On 2026-05-06 at 09:59+02:00, Hugo Buddelmeijer wrote:
> If someone would make a P.R. to Guix with LLM generated output, would 
> you ask them to disclose that?  Would you ask (or entice) them to stop 
> doing that?  Or would you let it be?  If you do want to restrict others, 
> then it is only fair to be asked to substantiate your objections.

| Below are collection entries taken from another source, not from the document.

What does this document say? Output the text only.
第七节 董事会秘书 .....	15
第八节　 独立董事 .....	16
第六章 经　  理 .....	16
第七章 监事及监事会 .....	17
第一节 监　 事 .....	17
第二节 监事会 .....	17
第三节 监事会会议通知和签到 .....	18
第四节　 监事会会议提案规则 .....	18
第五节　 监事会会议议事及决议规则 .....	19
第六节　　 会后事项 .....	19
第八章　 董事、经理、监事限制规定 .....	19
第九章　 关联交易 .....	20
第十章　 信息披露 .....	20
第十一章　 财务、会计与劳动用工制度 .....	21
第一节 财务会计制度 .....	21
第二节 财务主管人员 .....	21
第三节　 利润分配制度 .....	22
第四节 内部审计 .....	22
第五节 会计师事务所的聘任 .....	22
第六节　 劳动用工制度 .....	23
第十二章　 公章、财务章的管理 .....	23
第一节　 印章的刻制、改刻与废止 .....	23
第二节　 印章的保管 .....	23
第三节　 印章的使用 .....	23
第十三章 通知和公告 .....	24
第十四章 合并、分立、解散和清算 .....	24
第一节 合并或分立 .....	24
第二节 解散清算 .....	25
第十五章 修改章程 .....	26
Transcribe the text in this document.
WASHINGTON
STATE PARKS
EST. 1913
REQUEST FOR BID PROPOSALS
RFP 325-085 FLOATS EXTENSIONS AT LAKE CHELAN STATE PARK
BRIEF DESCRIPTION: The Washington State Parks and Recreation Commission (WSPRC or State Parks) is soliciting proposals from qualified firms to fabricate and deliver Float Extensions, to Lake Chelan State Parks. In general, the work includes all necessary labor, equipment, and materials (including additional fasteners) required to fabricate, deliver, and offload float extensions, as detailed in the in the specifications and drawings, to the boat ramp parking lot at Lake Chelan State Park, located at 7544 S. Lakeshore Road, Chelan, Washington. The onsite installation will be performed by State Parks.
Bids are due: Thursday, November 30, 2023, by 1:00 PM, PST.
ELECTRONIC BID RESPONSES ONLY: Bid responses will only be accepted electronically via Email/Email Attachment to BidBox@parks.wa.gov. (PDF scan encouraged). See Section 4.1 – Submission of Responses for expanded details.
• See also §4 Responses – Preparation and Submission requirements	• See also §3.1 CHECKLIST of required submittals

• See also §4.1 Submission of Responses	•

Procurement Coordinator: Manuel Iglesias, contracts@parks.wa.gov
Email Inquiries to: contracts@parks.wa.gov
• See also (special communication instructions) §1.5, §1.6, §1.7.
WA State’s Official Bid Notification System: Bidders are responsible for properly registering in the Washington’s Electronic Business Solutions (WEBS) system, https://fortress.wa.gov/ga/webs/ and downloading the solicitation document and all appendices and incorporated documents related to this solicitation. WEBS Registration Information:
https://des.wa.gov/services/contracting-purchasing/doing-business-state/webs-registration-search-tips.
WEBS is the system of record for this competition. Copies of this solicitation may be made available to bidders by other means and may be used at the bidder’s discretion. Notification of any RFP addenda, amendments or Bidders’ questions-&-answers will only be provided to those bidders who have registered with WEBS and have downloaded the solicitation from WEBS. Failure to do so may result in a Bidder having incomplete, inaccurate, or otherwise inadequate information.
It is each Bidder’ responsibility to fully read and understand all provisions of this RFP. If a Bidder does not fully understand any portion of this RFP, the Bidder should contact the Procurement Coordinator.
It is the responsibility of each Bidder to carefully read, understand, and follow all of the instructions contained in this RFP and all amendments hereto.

If you replace _LLM generated output_ with, say, _Windows source code_,
I think you can infer my answer.  Sure, copyright is only a mean
to our end that is software freedom, but we cannot expect others to play
by the rules if we don't.

This is not restricting contributors from patching Guix,
but rather declining to help them with redistributing such patches
that neither parties have the rights to.

On 2026-05-06 at 09:59+02:00, Hugo Buddelmeijer wrote:
> I don't even care about the P.R.s, or the copyright, I care about the 
> essence.  I'm trying to figure out what the core objections are, because 
> this is very powerful technology, so we should understand it well.
>
> The writings of the free software movement are excellent and those of 
> the electronic frontier foundation are too.  They are very specific in 
> their complaints and their remedies.  They are very convincing.  Is 
> there really nothing like that for the AI debate?

I think this is a response to the open slopware list, which is
for boycotting generative models by steering clear of any association
with them.  The FSF AFAIK also holds this position for itself,
i.e. deeming such models as violating their users' freedom
and demoting its uses.  As a GNU project, Guix obviously cannot
integrate with existing user-hostile LLM SaaSS or encourage
contributors to use them.

Guix also cannot stop people from using non-free software or software
whose sole purpose is against software freedom, but it should help
people escape such injutice.  You can notice the preference
for GNU packages over less politically-aligned alternatives.

The libre status of LLM outputs and their parent codebase are
being questioned.  If we flag packages as such people will
at least be able to tell if something is strictly free software
or might be nonredistributable one day, so they can collectively
exercise their freedom by maintaining a strictly free fork.

Just adding some contexts, which I suppose are not sufficient
for addressing your particular concern.